Friday, March 19, 2010

Hyphenation: NOT random

So, I bought the Subterranean Press edition of Charles de Lint's new/old novel, Eyes Like Leaves. New, because it hasn't been published before; old, because he actually wrote it in 1980. It wasn't published because when he was going to offer it to the publisher who'd taken Moonheart and The Riddle of the Wren, his agent, who knew of Yarrow and Mulengro (one finished, one in progress), warned him that if he got three "secondary-world" fantasies in print so quickly, that would be his brand, and his unpublished contemporary fantasies wouldn't sell. Since Yarrow had shown him he wanted to write contemporary fantasies, he never published Eyes Like Leaves.

I like it well enough. I found myself thinking that the story wasn't catching me, probably because I haven't read much high, or secondary-world, fantasy in a while (like 25 years, probably, always excepting Terry Pratchett - who is radically different from de Lint!), but on second thought, I probably reversed the causation arrow there: I don't read much of this sort of fantasy because the stories don't catch me any longer...

Anyway, my actual reason for this post is different.
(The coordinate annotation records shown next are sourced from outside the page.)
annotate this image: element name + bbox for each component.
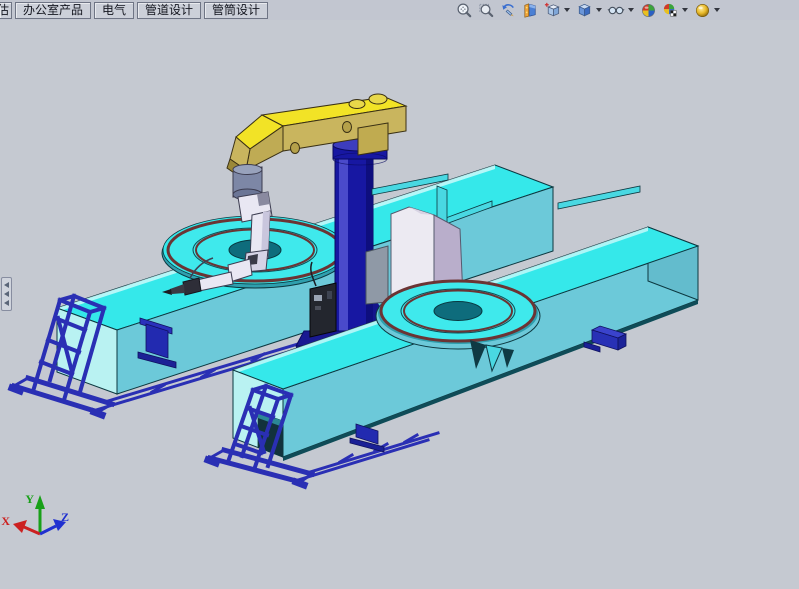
zoom-to-area-button[interactable] [476, 1, 497, 20]
edit-appearance-icon [639, 1, 658, 20]
tab-evaluate-partial[interactable]: 估 [0, 2, 12, 19]
graphics-area[interactable]: Y X Z [0, 20, 799, 589]
triad-y-label: Y [25, 492, 34, 506]
collapse-arrow-icon [4, 300, 9, 306]
tab-electrical[interactable]: 电气 [94, 2, 134, 19]
tab-piping-design[interactable]: 管道设计 [137, 2, 201, 19]
view-settings-dropdown[interactable] [714, 8, 720, 12]
triad-x-label: X [1, 514, 10, 528]
apply-scene-icon [661, 1, 680, 20]
heads-up-view-toolbar [454, 1, 723, 20]
tab-tube-design[interactable]: 管筒设计 [204, 2, 268, 19]
hide-show-items-dropdown[interactable] [628, 8, 634, 12]
tab-office-products[interactable]: 办公室产品 [15, 2, 91, 19]
hide-show-items-button[interactable] [606, 1, 627, 20]
collapse-arrow-icon [4, 282, 9, 288]
zoom-to-fit-icon [455, 1, 474, 20]
previous-view-button[interactable] [498, 1, 519, 20]
display-style-icon [575, 1, 594, 20]
section-view-button[interactable] [520, 1, 541, 20]
graphics-viewport[interactable]: Y X Z [0, 20, 799, 589]
view-settings-button[interactable] [692, 1, 713, 20]
ring-center-hole[interactable] [434, 302, 482, 321]
cad-application-window: 估 办公室产品 电气 管道设计 管筒设计 [0, 0, 799, 589]
collapse-arrow-icon [4, 291, 9, 297]
view-orientation-button[interactable] [542, 1, 563, 20]
command-manager-toolbar: 估 办公室产品 电气 管道设计 管筒设计 [0, 0, 799, 21]
display-style-dropdown[interactable] [596, 8, 602, 12]
edit-appearance-button[interactable] [638, 1, 659, 20]
zoom-to-fit-button[interactable] [454, 1, 475, 20]
view-orientation-icon [543, 1, 562, 20]
featuremanager-collapse-button[interactable] [1, 277, 12, 311]
zoom-to-area-icon [477, 1, 496, 20]
view-settings-icon [693, 1, 712, 20]
view-orientation-dropdown[interactable] [564, 8, 570, 12]
hide-show-items-icon [607, 1, 626, 20]
apply-scene-button[interactable] [660, 1, 681, 20]
display-style-button[interactable] [574, 1, 595, 20]
triad-z-label: Z [61, 510, 69, 524]
section-view-icon [521, 1, 540, 20]
previous-view-icon [499, 1, 518, 20]
apply-scene-dropdown[interactable] [682, 8, 688, 12]
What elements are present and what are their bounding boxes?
Here's a quote from the book (p 197):
He felt, as well, the fine webs of the weavers
drawing closer, binding, finishing off the tapes-
tried tale that had begun so many longyears before.
You have no idea how long I tried to make "tapes-tried" make sense. In a book with words like "stormkin, longyear, deepseeing, stonewood, tree-wizard, sea-sleep," you learn to accept odd compounds. But "tapes-tried"?

Oh. Finally, I realized what had happened. Some damned automated typesetting program had hyphenated "tapestried" in the wrong place. Russian newspapers have long done this, just slapping in a hyphen when they reached the end of the line, no matter where in the word it fell. But English-language presses have generally tried to hyphenate on syllable breaks, even if it meant futzing a little with the spacing...

You know, I don't mind paying Subterranean's prices for their attractive special editions of hard-to-find books, especially when they're signed copies. But this particular book has several typos in it... and this, which completely jolted me out the (tenuous) hold the story had on me.

I think I'll be waiting for de Lint's next contemporary book.